Projets inspirants, créateurs inspirés

Samuel Gautier, aux côtés de ceux qui « réapprennent la liberté »

Publié le 26 juillet 2016

A 31 ans, cet ancien infirmier se lance dans l'ambitieux projet de créer une structure à la fois chantier d'insertion accueillant des personnes sous écrou en fin de peine et un centre agro-touristique expérimental. L'ouverture de cette structure dans l'Aude, prévue à l’horizon 2017, est inspirée de la ferme de Moyembrie en Picardie. Portrait d'un entrepreneur social aux convictions chevillées au corps.
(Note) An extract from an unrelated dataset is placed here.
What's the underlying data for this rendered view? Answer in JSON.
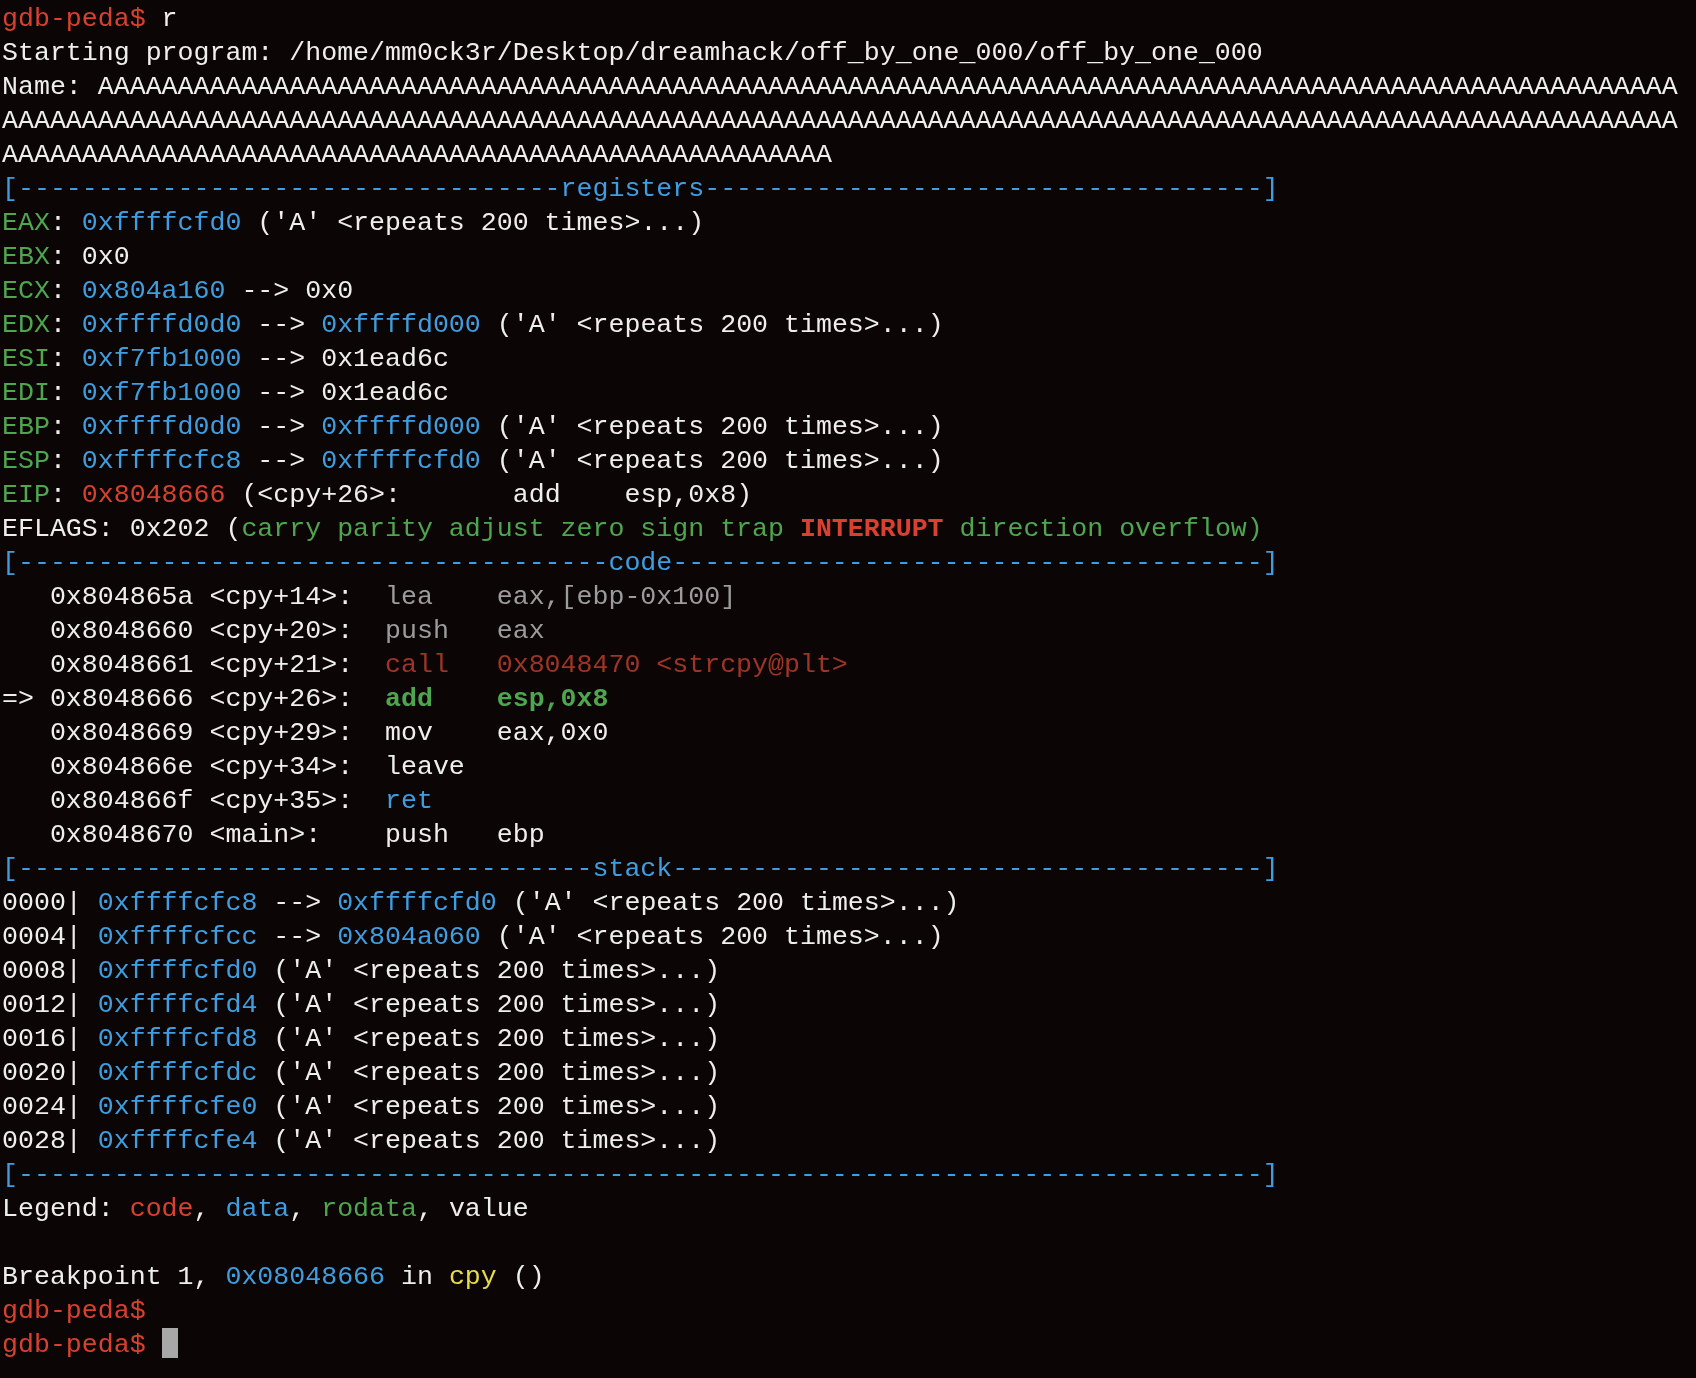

Comme pour beaucoup de ses projets, les choix et décisions de Samuel Gautier sont profondément inspirés de ses rencontres mais aussi guidés par les opportunités que la vie lui a offertes. C’est au cours de ses études que le jeune homme originaire de Bretagne découvre pour la première fois l’univers carcéral, un monde qui le rattrape plusieurs fois dans son parcours. « La première fois que je mets les pieds en prison, j’ai 18 ans et un regard d’adolescent. Je découvre alors un monde, inconnu, objet de nombreux fantasmes, qui intrigue, qui effraie. Un monde des extrêmes, à la fois très violent mais aussi profondément humain, qui m’a tout de suite fasciné. »

Motivés, engagés, convaincus… cet été, Say Yess dresse le portrait de jeunes bien décidés à agir pour une société meilleure. Retrouvez le portrait de Morgann Pernot, enragée de l’injustice, qui se bat pour les mineurs étrangers isolés.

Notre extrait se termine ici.